Я по первости, когда про ее детей читала - ужасалась просто. Стих этот, кстати, очень люблю. Ну, в смысле, разумеется - как могут стихи нравиться. Не фабула))))
Как она Ирину эту, полуторагодовалую, за ногу к ножке стула привязывала... и в пределах досягаемости ставила миску с пшенной кашей - как собачонке. А сама с семилетней Алей на всю ночь в гости уходила - к духовному общению...
А с сыном... ужас. Кстати, есть такая книжечка - "Письма" Георгия Эфрона. Одна, пожалуй, из самых жутких книг, что я читала. Помнится, хотела про нее в "Рекомендуйку" написать, но как-то не решилась. Но - будет возможность - почитайте! Очень. Тоже, кстати - ташкентская часть там чрезвычайно значительная.
Нееет, Цветаева - это совсем "особ статья"...
А вообще, этот эвакуационный Ташкент, видимо, был чем-то совершенно из ряда вон выходящим даже и в то невероятное время.
Не зря, наверное, так слышится одно в другом:
"Над шорохом морковок остроносых,
Над непонятной круглой песней лука..."
и -
"И говорят, когда лучи луны -
Зеленой, низкой, среднеазиатской..."
И эти письма-воспоминания Мура-Эфрона... Право - почитайте!
Их судьбы как истории планет.
У каждой есть особое, свое,
И нет планет похожих на нее."
Какое ж это (само)унижение:
"И если есть на свете справедливость,
То эта справедливость - только я."
(sic! Куда там упомянутым геройским подвигам Есенина!)
Это, по-моему, вовсе к гордыне ближе, что ли, чем к самоуничижению... можно было бы сказать, если бы не:
"И вдруг пришло спокойствие ночное,
...
И ничего мне, собственно, не надо,
Лишь видеть, видеть, видеть, видеть,
И слышать, слышать, слышать, слышать"
- которое всё это, всю эту эту гордыню/унижение - обращает в равновесие, в баланс. Адекватную оценку своего места в этом мире.
Нет?
Моя надежда - только в отрицаньи.
Как завтра я унижусь - непонятно.
В тексте много загадочного, не только концовка. Человек не может жить, если отсутствует внутренняя убеждённость в своей необходимости, что ли. Но если она была - и её не стало... Кончают с собой и из-за меньшего.
...Понемногу
Рождается холодный, хищный привкус
Циничной этой дребедени. Я,
Как флюгерок, вращаюсь. Я канючу.
Я радуюсь, печалюсь, возвращаюсь
К старинным темам лжи и подхалимства...
Мысль мечется от равнодушия до бешеного желания справедливости, причём он понимает, что нет такого судьи, который может его оправдать.
Такого униженья не видали
Ни люди, ни зверюги.
И какая-то физиология, что ли, в нём ворочается:
Но каждое движение и оклик,
Но каждое качанье черных бедер
В тугой вискозе и чулках колючих
Во мне рождает злое нетерпенье
Последней ловли.
А к концу поэмы превращается практически в бога, "мне отмщение - и аз воздам!".

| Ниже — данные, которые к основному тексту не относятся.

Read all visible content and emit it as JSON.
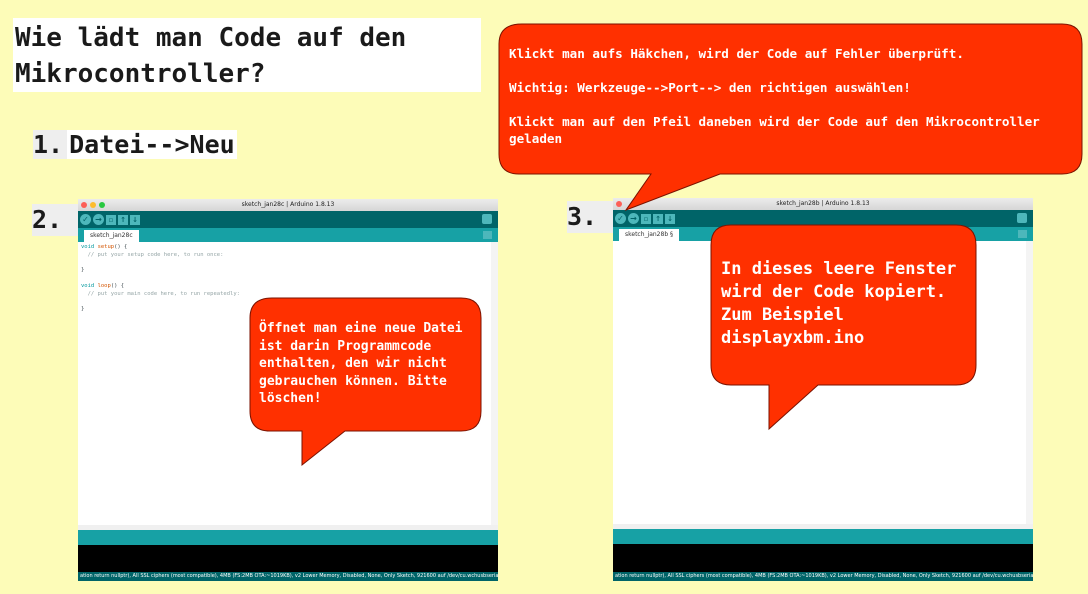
{
  "title": "Wie lädt man Code auf den\nMikrocontroller?",
  "steps": {
    "step1_num": "1.",
    "step1_text": "Datei-->Neu",
    "step2_num": "2.",
    "step3_num": "3."
  },
  "ide_left": {
    "window_title": "sketch_jan28c | Arduino 1.8.13",
    "tab_label": "sketch_jan28c",
    "code": {
      "l1_kw": "void",
      "l1_fn": "setup",
      "l1_rest": "() {",
      "l2": "  // put your setup code here, to run once:",
      "l3": "}",
      "l4_kw": "void",
      "l4_fn": "loop",
      "l4_rest": "() {",
      "l5": "  // put your main code here, to run repeatedly:",
      "l6": "}"
    },
    "footer": "ation return nullptr), All SSL ciphers (most compatible), 4MB (FS:2MB OTA:~1019KB), v2 Lower Memory, Disabled, None, Only Sketch, 921600 auf /dev/cu.wchusbserial1410"
  },
  "ide_right": {
    "window_title": "sketch_jan28b | Arduino 1.8.13",
    "tab_label": "sketch_jan28b §",
    "footer": "ation return nullptr), All SSL ciphers (most compatible), 4MB (FS:2MB OTA:~1019KB), v2 Lower Memory, Disabled, None, Only Sketch, 921600 auf /dev/cu.wchusbserial1410"
  },
  "bubbles": {
    "top_p1": "Klickt man aufs Häkchen, wird der Code auf Fehler überprüft.",
    "top_p2": "Wichtig: Werkzeuge-->Port--> den richtigen auswählen!",
    "top_p3": "Klickt man auf den Pfeil daneben wird der Code auf den Mikrocontroller geladen",
    "left": "Öffnet man eine neue Datei ist darin Programmcode enthalten, den wir nicht gebrauchen können. Bitte löschen!",
    "right": "In dieses leere Fenster wird der Code kopiert. Zum Beispiel displayxbm.ino"
  },
  "colors": {
    "background": "#fdfcb8",
    "bubble_fill": "#ff3000",
    "bubble_stroke": "#7a1200",
    "ide_teal_dark": "#006468",
    "ide_teal": "#17a1a5"
  }
}
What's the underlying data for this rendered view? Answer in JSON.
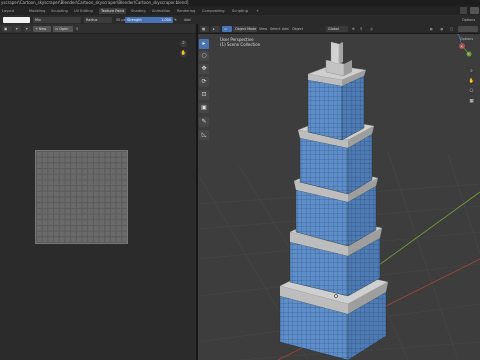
{
  "window": {
    "title": "yscraper\\Cartoon_skyscraper\\Blender\\Cartoon_skyscraper\\Blender\\Cartoon_skyscraper.blend]"
  },
  "workspaces": {
    "tabs": [
      "Layout",
      "Modeling",
      "Sculpting",
      "UV Editing",
      "Texture Paint",
      "Shading",
      "Animation",
      "Rendering",
      "Compositing",
      "Scripting"
    ],
    "active": "Texture Paint",
    "add": "+"
  },
  "tool_header": {
    "mode": "Mix",
    "radius_label": "Radius",
    "radius_value": "50 px",
    "strength_label": "Strength",
    "strength_value": "1.000",
    "add_label": "Add",
    "options_label": "Options"
  },
  "image_editor": {
    "new_label": "New",
    "open_label": "Open"
  },
  "viewport": {
    "mode_label": "Object Mode",
    "menu": [
      "View",
      "Select",
      "Add",
      "Object"
    ],
    "transform": "Global",
    "overlay_title": "User Perspective",
    "overlay_collection": "(1) Scene Collection",
    "gizmo_axes": [
      "X",
      "Y",
      "Z"
    ]
  },
  "colors": {
    "accent": "#4772b3",
    "grid_line": "#4a4a4a",
    "axis_x": "#a0413f",
    "axis_y": "#79a13a",
    "glass": "#5e8ec9",
    "concrete": "#c9c9c9"
  }
}
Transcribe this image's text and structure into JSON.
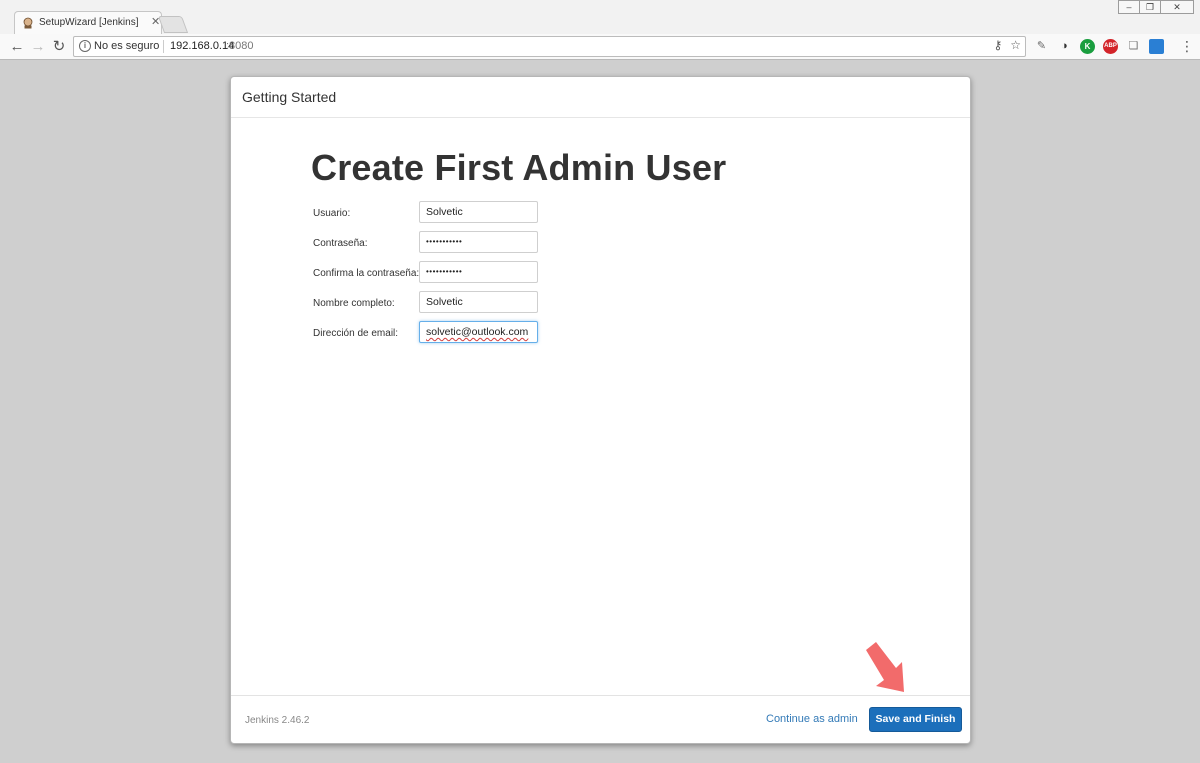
{
  "browser": {
    "tab_title": "SetupWizard [Jenkins]",
    "security_text": "No es seguro",
    "url_host": "192.168.0.14",
    "url_port": ":8080",
    "extensions": [
      {
        "icon": "pen-icon",
        "label": ""
      },
      {
        "icon": "eye-icon",
        "label": ""
      },
      {
        "icon": "k-icon",
        "label": "K",
        "color": "#1a9e3f"
      },
      {
        "icon": "adblock-icon",
        "label": "ABP",
        "color": "#d3242a"
      },
      {
        "icon": "stack-icon",
        "label": ""
      },
      {
        "icon": "square-icon",
        "label": ""
      }
    ]
  },
  "dialog": {
    "title": "Getting Started",
    "heading": "Create First Admin User",
    "fields": [
      {
        "label": "Usuario:",
        "value": "Solvetic",
        "type": "text"
      },
      {
        "label": "Contraseña:",
        "value": "•••••••••••",
        "type": "password"
      },
      {
        "label": "Confirma la contraseña:",
        "value": "•••••••••••",
        "type": "password"
      },
      {
        "label": "Nombre completo:",
        "value": "Solvetic",
        "type": "text"
      },
      {
        "label": "Dirección de email:",
        "value": "solvetic@outlook.com",
        "type": "email"
      }
    ],
    "footer": {
      "version": "Jenkins 2.46.2",
      "continue_label": "Continue as admin",
      "save_label": "Save and Finish"
    }
  },
  "colors": {
    "primary_button": "#1c6fbb",
    "link": "#337ab7",
    "annotation_arrow": "#f26b6b"
  }
}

В общем, непостижимый стих.
Письма Мура мне не попадались, есть хорошая, на мой взгляд, книжка Громовой, практически построенная на письмах и мемуарах "ташкентцев". Мура она тоже много цитирует, ему там глава посвящена. В сети, кстати, есть (на либрусеке), "Все в чужое глядят окно" называется.

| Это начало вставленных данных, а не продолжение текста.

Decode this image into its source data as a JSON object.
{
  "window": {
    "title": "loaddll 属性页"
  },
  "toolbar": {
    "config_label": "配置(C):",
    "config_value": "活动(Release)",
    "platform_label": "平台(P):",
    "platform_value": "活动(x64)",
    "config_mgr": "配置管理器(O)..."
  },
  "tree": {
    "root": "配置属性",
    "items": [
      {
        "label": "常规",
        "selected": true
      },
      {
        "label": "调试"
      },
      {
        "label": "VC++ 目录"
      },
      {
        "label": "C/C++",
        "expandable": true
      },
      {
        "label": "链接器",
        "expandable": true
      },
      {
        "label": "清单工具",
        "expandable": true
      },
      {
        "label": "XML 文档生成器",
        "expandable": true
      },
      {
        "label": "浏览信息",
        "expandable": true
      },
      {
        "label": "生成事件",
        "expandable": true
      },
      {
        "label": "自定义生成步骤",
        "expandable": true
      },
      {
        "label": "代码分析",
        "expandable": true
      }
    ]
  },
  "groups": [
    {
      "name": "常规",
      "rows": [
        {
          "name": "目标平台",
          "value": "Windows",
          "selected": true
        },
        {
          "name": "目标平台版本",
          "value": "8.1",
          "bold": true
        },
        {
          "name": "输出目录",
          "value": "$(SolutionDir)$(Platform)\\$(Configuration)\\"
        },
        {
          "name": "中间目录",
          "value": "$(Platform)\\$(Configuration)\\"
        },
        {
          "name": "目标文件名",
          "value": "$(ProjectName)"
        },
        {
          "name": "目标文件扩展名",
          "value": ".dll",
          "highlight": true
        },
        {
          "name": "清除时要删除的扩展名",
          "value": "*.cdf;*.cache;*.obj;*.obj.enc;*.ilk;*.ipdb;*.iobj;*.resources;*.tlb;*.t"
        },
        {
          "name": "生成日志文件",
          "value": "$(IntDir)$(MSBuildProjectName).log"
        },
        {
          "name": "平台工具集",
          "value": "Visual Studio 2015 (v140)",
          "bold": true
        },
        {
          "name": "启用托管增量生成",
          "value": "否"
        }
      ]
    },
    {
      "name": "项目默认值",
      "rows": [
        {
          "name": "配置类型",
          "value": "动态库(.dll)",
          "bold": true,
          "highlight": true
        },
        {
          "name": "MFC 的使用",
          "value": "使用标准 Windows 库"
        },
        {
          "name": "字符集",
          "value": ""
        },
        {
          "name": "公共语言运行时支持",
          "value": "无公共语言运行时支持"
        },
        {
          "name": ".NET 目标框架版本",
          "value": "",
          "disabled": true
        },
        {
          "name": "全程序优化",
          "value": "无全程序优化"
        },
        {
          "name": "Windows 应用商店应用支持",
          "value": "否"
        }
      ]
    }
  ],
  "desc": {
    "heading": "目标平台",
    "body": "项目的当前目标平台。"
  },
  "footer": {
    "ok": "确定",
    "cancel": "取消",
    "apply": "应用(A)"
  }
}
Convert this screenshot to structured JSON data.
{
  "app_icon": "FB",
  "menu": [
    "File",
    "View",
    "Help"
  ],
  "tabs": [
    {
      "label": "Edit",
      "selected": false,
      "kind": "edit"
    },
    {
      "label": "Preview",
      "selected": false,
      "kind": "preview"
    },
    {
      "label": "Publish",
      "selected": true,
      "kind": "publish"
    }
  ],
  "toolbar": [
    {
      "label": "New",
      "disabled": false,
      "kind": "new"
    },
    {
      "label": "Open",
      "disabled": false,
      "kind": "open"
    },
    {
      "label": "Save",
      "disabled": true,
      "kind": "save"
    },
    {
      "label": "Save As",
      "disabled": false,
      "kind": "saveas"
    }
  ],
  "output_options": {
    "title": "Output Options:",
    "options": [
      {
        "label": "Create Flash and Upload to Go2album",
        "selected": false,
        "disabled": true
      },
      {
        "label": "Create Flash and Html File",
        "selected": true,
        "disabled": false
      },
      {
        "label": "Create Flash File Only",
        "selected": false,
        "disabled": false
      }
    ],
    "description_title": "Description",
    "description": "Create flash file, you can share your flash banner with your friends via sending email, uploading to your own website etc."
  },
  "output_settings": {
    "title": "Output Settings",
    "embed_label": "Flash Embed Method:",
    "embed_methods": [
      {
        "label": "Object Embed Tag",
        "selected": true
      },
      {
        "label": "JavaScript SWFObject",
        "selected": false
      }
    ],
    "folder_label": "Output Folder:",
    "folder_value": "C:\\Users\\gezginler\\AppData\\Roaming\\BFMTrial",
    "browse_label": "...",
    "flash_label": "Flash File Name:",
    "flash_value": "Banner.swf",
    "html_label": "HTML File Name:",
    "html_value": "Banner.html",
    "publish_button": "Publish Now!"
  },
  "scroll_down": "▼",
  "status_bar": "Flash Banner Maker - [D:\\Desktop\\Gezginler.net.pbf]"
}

Вообще, я стараюсь не придерживаться цветаевской точки зрения: "Творению предпочитаю творца". Есть текст - его оцениваем, какая разница, кто с кем спит, наушничает, сплетничает. Это мусор, из которого известно что, не ведая стыда. И неважно, что он там на кухне говорит. Останется от него только напечатанное, нарисованное, отснятое.